Am Anfang des Buches macht der Autor neben technischen Entwicklungen ein konstituierendes Merkmal der
Weltwirtschaftsordnung seit ihrem Bestehen aus: die Ausbeutung der Ware Arbeitskraft und die Unterdrückung des Menschen durch den Menschen. Früher war es die
Sklaverei, dann die sog. Kulis und später die Lohnarbeit, die mit ihren Zwangsarbeitsmodellen in den faschistischen Gesellschaftssystemen des 20.Jahrhunderts die Arbeiterklasse
auspresste. Mit diesem zentralen Punkt hebt er sich erfrischend von denen ab, die viel schreiben, ohne den Kern des Problems zu erfassen.

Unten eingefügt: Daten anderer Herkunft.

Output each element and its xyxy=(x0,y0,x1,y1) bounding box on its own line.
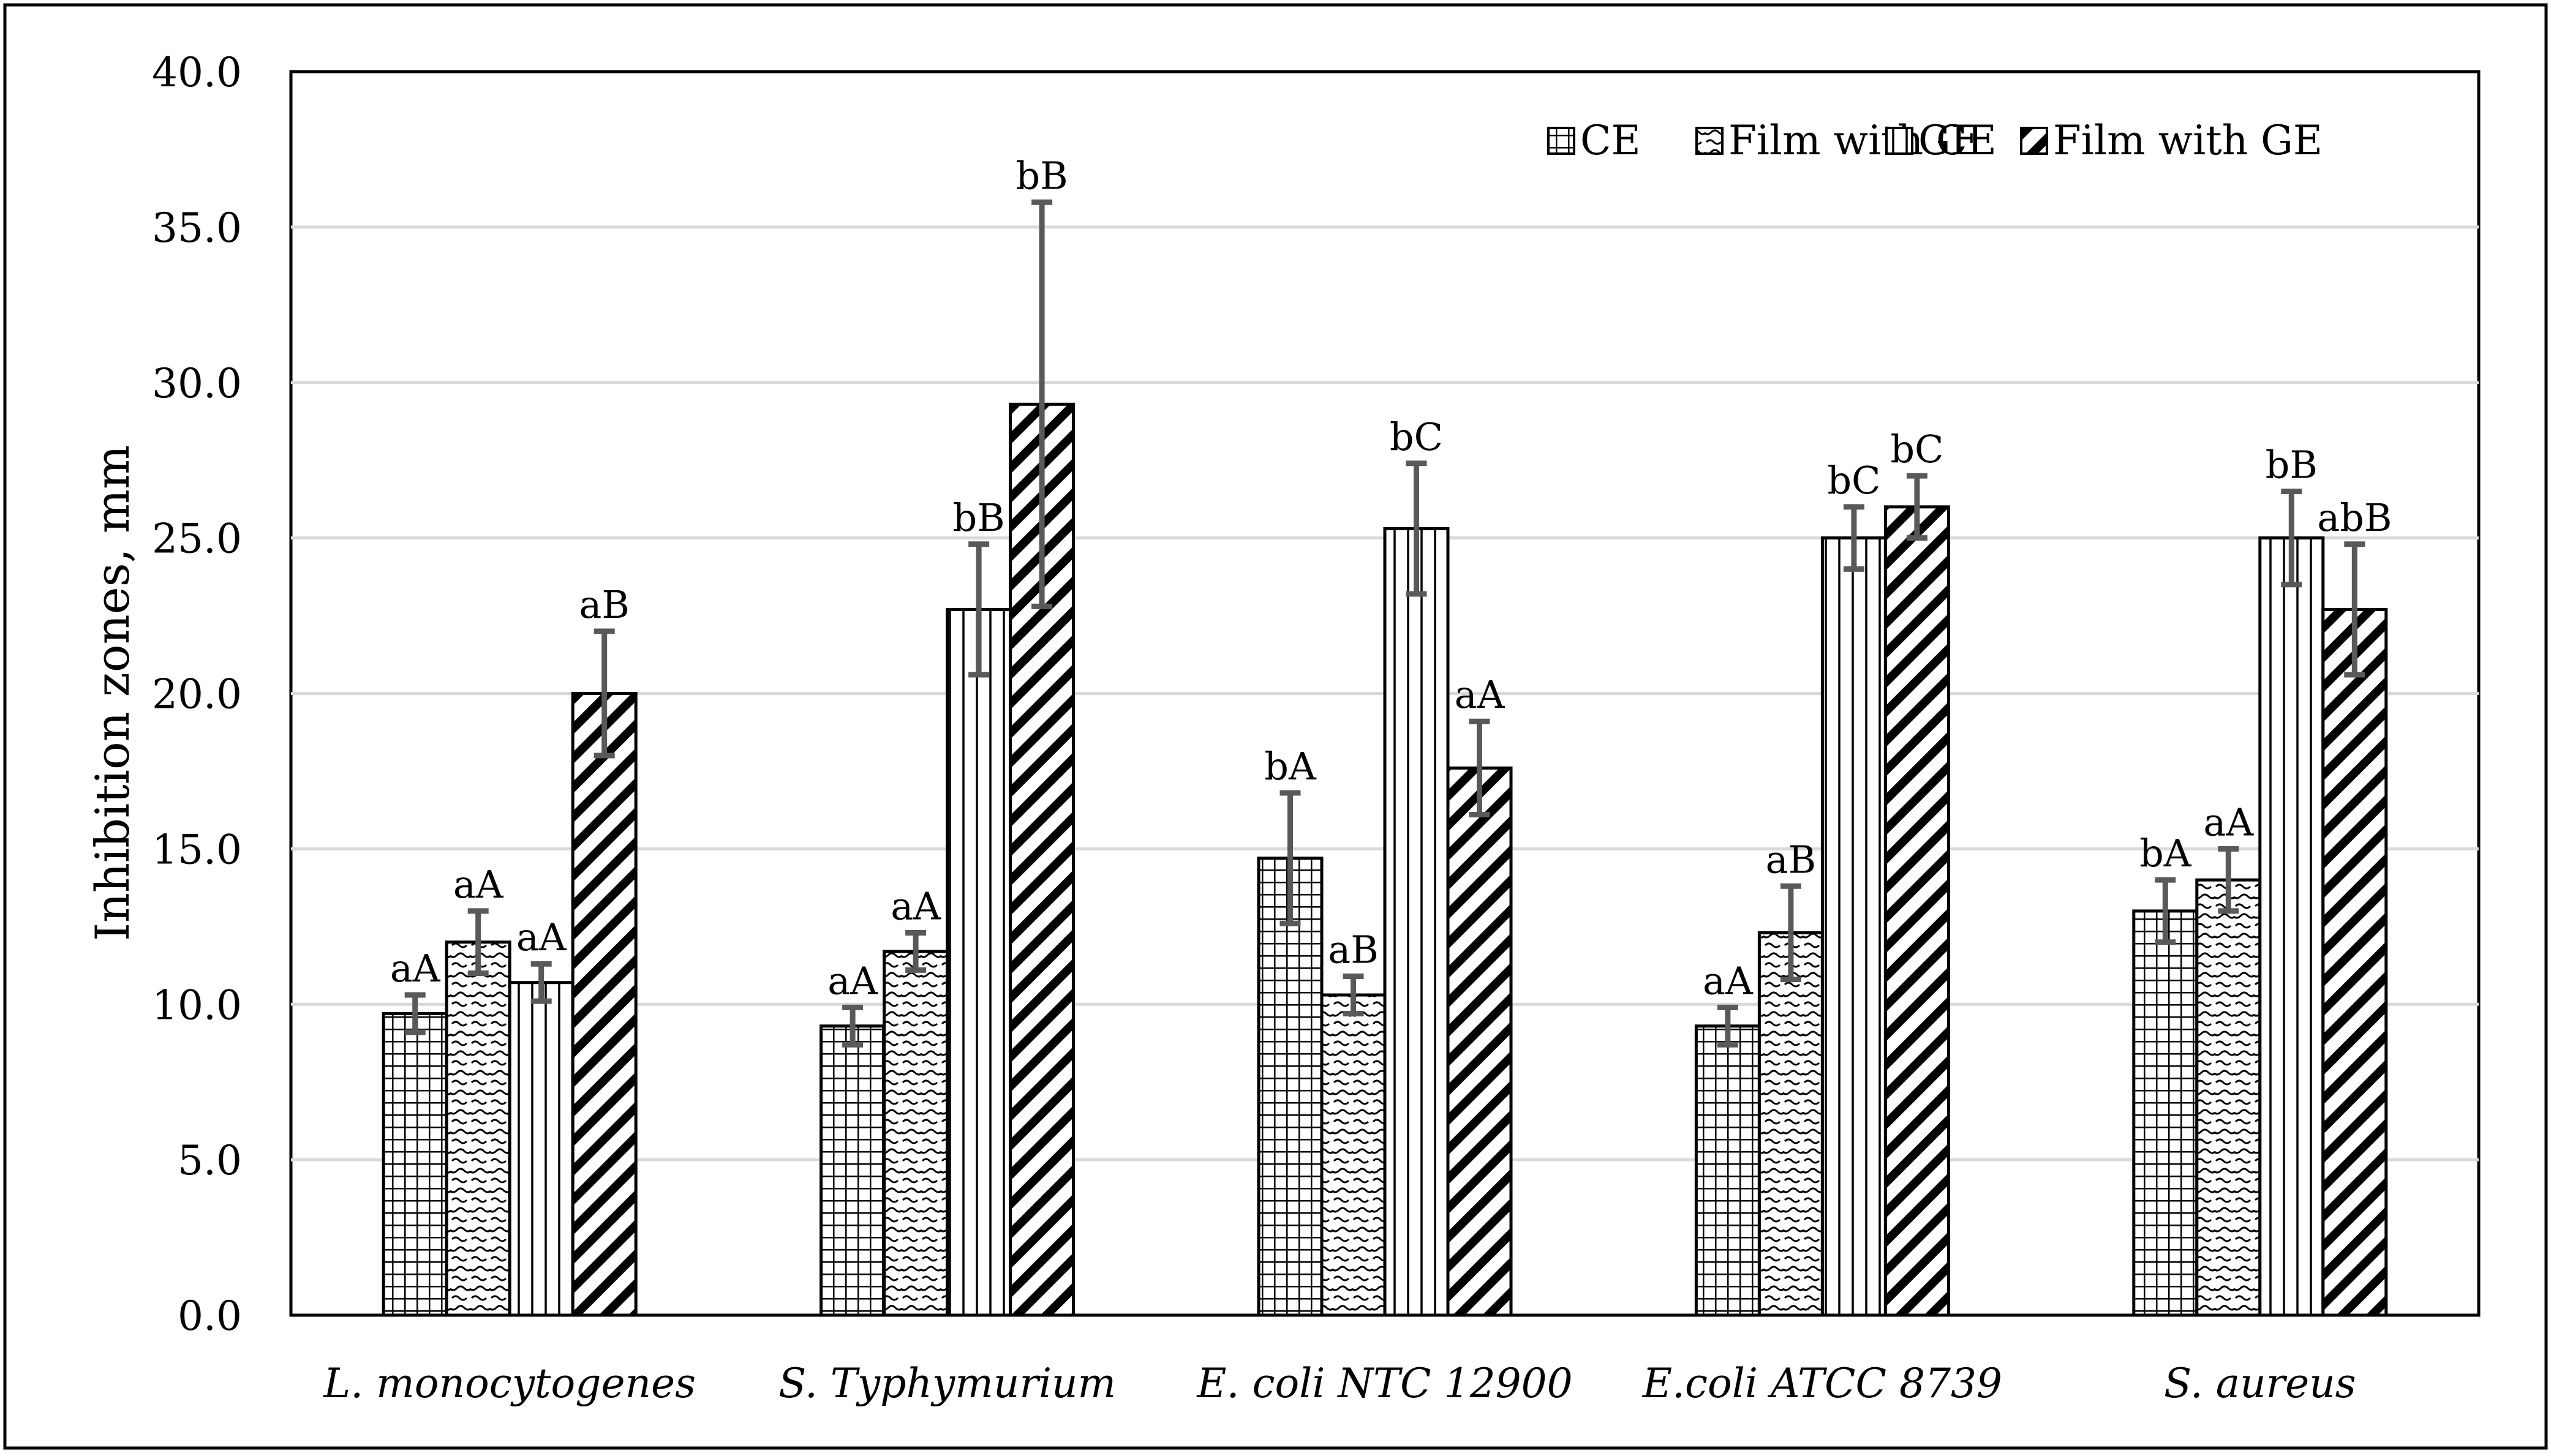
data-label: aA xyxy=(891,884,941,928)
data-label: aA xyxy=(827,958,878,1003)
bar xyxy=(946,607,1012,1317)
data-label: bB xyxy=(952,495,1004,540)
y-tick-label: 20.0 xyxy=(152,671,242,718)
legend-label: Film with GE xyxy=(2053,117,2323,164)
bar xyxy=(1320,993,1387,1317)
bar xyxy=(820,1024,886,1317)
legend-label: GE xyxy=(1918,117,1980,164)
y-axis-label: Inhibition zones, mm xyxy=(85,445,140,941)
x-tick-label: E.coli ATCC 8739 xyxy=(1642,1360,2002,1407)
x-tick-label: S. aureus xyxy=(2164,1360,2356,1407)
data-label: bC xyxy=(1890,427,1943,471)
bar xyxy=(1383,527,1450,1317)
data-label: aA xyxy=(453,862,504,907)
y-tick-label: 0.0 xyxy=(178,1293,242,1340)
x-axis-ticks: L. monocytogenes S. Typhymurium E. coli NT… xyxy=(323,1360,2356,1407)
bar xyxy=(1694,1024,1761,1317)
legend-swatch xyxy=(1547,127,1575,155)
data-label: bB xyxy=(1016,153,1068,198)
legend-label: Film with CE xyxy=(1728,117,1997,164)
bar xyxy=(1257,857,1324,1317)
data-label: aB xyxy=(579,582,630,627)
bar xyxy=(445,940,511,1317)
legend-swatch xyxy=(2020,127,2048,155)
data-label: bC xyxy=(1827,458,1880,503)
y-tick-label: 35.0 xyxy=(152,205,242,252)
legend-label: CE xyxy=(1580,117,1641,164)
bar xyxy=(2321,607,2388,1317)
bar xyxy=(1820,536,1887,1317)
bar xyxy=(1883,505,1950,1317)
data-label: aA xyxy=(516,915,567,959)
data-label: bA xyxy=(2139,831,2192,876)
y-tick-label: 5.0 xyxy=(178,1137,242,1184)
bar xyxy=(883,950,949,1317)
x-tick-label: L. monocytogenes xyxy=(323,1360,696,1407)
y-tick-label: 40.0 xyxy=(152,49,242,96)
y-tick-label: 15.0 xyxy=(152,826,242,873)
bar xyxy=(2258,536,2325,1317)
y-axis-ticks: 0.0 5.0 10.0 15.0 20.0 25.0 30.0 35.0 40.0 xyxy=(152,49,242,1340)
data-label: bA xyxy=(1264,744,1317,789)
y-tick-label: 25.0 xyxy=(152,516,242,563)
x-tick-label: S. Typhymurium xyxy=(778,1360,1116,1407)
bar xyxy=(1446,766,1513,1317)
data-label: abB xyxy=(2317,495,2392,540)
bar xyxy=(2195,878,2262,1317)
bar xyxy=(2132,909,2199,1317)
bar xyxy=(508,981,575,1317)
x-tick-label: E. coli NTC 12900 xyxy=(1196,1360,1572,1407)
data-label: bB xyxy=(2266,442,2318,487)
data-label: aA xyxy=(2203,800,2254,844)
data-label: bC xyxy=(1390,415,1443,459)
bar xyxy=(571,692,638,1317)
bar xyxy=(382,1011,448,1317)
legend-swatch xyxy=(1695,127,1724,155)
y-tick-label: 30.0 xyxy=(152,360,242,407)
data-label: aB xyxy=(1766,837,1817,882)
y-tick-label: 10.0 xyxy=(152,981,242,1029)
data-label: aA xyxy=(390,946,441,991)
legend-swatch xyxy=(1885,127,1913,155)
data-label: aA xyxy=(1455,672,1505,717)
data-label: aA xyxy=(1703,958,1754,1003)
bar xyxy=(1757,931,1824,1317)
data-label: aB xyxy=(1328,928,1379,972)
bars: aAaAaAaBaAaAbBbBbAaBbCaAaAaBbCbCbAaAbBab… xyxy=(382,153,2392,1317)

Um so bedauerlicher ist es, dass der Autor der bisher offensivsten Gegenwehr gegen diese über die Jahrhunderte
entstehende Weltwirtschaftsordnung keine Zeile widmet: Die russische Oktoberrevolution war das herausragende historische Ereignis des 20.Jahrhunderts. Die Instrumente des Kalten
Krieges, die später von den im Kampf gegen die Achsenmächte siegreichen Alliierten entwickelt wurden, dienen bis heute als wesentliche Institutionen der kapitalistischen
Weltwirtschaftsordnung.
Mit der knapp und trefflich beschriebenen Rolle der sog. Institutionen von Bretton Woods Internationalen
Währungsfonds und Weltbank findet auch Thomas Schroedter wieder zum Lauf der Geschichte zurück. Auch dem oftmals naiven Blick vieler
Nichtregierungsorganisationen auf die UNO hält der Autor faktenreiches Material entgegen.
Wenn aufgrund der vorgegebenen Kürze einige Aspekte unter den Tisch fallen mussten, ist es dem Autor doch
gelungen, eine strukturierte und didaktisch gut aufgebaute Lektüre zu produzieren, die auch Neueinsteigern einen fast umfassenden Problemaufriss bietet.